Whether it’s a fear of burdening another with your feelings or the threat of projecting your thoughts, leaving others out of the process of self-perception is nothing short of cheating yourself. We’re all guilty of it at times. In person, my friends will tell you I’m a touchy-feely overload that sometimes talks too much and treats “words of affirmation” as a second language. But since I started publishing my writing in high school, I’ve always been hesitant to get “too real”, not because I’m nervous to expose my thoughts to others but because I worry that writing raw will come off as though I’m over-externalizing. This is something I’m trying to get beyond, which is probably why this blog sounds a little different than much of what I’ve written in the past. I don’t expect anyone to take this post, print it out, and read it every day but whenever I write the hope is that just one person can pull something out that moves them forward in their own journey of life, which means I need to do better at including personal substance in what I publish.

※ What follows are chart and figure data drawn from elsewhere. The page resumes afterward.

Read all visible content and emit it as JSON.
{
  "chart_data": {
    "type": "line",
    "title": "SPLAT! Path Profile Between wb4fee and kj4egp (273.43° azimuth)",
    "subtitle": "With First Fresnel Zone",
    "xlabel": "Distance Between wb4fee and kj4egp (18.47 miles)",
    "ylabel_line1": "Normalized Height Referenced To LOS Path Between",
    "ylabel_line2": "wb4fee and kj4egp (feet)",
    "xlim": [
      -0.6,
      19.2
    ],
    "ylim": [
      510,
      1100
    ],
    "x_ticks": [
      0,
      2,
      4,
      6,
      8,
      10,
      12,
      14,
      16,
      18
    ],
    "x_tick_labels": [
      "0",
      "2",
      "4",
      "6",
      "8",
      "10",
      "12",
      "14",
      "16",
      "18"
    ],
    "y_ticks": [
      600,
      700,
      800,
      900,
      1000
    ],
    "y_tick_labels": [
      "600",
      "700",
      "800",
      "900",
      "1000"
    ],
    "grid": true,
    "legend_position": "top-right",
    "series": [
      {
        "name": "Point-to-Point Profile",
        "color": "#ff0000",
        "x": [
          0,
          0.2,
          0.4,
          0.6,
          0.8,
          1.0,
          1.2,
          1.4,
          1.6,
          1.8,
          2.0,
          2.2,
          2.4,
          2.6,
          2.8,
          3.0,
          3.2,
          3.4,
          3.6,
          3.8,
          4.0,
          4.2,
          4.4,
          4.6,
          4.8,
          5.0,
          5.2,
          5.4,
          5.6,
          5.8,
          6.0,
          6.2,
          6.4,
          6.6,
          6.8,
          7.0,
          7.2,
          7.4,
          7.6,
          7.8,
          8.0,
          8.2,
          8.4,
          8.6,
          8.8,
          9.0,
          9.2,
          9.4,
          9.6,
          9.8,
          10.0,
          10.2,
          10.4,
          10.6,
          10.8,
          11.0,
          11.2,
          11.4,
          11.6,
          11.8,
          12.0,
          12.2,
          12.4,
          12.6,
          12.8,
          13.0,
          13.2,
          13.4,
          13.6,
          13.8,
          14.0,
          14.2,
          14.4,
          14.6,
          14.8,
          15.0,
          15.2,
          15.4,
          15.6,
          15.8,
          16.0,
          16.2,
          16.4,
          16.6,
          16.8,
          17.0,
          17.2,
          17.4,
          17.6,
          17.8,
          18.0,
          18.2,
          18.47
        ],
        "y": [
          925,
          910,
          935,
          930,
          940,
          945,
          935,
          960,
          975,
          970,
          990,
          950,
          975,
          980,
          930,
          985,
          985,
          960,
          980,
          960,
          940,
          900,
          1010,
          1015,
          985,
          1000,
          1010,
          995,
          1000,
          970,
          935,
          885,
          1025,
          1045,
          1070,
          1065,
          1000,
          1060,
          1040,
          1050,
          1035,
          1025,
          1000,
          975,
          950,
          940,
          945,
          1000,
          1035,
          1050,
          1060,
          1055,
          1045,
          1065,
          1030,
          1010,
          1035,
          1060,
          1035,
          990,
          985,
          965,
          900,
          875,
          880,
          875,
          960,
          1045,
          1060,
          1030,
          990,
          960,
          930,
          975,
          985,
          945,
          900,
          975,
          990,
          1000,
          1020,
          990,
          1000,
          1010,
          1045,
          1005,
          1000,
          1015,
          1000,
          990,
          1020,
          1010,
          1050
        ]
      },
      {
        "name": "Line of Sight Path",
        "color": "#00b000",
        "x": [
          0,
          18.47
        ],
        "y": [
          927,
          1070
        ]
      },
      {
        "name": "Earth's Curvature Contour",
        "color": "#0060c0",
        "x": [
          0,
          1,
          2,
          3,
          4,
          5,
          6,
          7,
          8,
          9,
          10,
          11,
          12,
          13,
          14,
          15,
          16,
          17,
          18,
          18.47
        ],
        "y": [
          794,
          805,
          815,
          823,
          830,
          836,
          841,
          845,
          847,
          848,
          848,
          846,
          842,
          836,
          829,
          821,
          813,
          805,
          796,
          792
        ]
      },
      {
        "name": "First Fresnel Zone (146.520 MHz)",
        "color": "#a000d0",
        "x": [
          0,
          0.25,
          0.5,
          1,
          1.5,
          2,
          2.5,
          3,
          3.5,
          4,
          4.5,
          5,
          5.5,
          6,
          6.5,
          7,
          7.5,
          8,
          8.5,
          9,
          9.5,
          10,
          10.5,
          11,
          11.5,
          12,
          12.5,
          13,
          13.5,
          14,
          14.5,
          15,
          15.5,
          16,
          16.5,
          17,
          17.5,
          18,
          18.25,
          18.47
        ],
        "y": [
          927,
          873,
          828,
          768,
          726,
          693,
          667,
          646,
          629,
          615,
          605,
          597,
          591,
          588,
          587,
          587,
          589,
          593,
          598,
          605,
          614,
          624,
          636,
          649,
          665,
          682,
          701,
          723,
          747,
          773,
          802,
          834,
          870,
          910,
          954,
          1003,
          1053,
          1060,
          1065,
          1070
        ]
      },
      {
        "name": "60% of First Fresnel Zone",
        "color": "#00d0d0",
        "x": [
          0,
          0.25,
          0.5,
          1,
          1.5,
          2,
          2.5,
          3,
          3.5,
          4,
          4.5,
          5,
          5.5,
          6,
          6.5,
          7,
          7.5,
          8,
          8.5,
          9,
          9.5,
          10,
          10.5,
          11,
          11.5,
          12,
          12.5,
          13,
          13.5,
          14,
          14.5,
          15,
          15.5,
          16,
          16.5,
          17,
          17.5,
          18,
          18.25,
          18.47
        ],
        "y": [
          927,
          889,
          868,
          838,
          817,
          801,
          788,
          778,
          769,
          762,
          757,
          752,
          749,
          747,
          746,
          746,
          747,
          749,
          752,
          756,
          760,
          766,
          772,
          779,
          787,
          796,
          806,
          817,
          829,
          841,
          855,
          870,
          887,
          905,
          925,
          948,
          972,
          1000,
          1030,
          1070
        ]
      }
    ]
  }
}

Esse est percipi: To be means to be perceived. Good ole Berkeley summed up years of philosophical ponder into just a few words. Now, I think it’s time we make room for some new doctrine at the table of perception:

Est sensus esse est percipi sui: Perception of self is to be perceived.

Sensus ab aliis non intelliguntur per omnes sensus: Perception by others does not mean perception by everyone.

The key to honest and productive self-perception is finding a healthy balance between internal awareness and informed, external input on who exactly you are. When a tree falls no one really has to know, but it is okay for a few people to hear it anyways.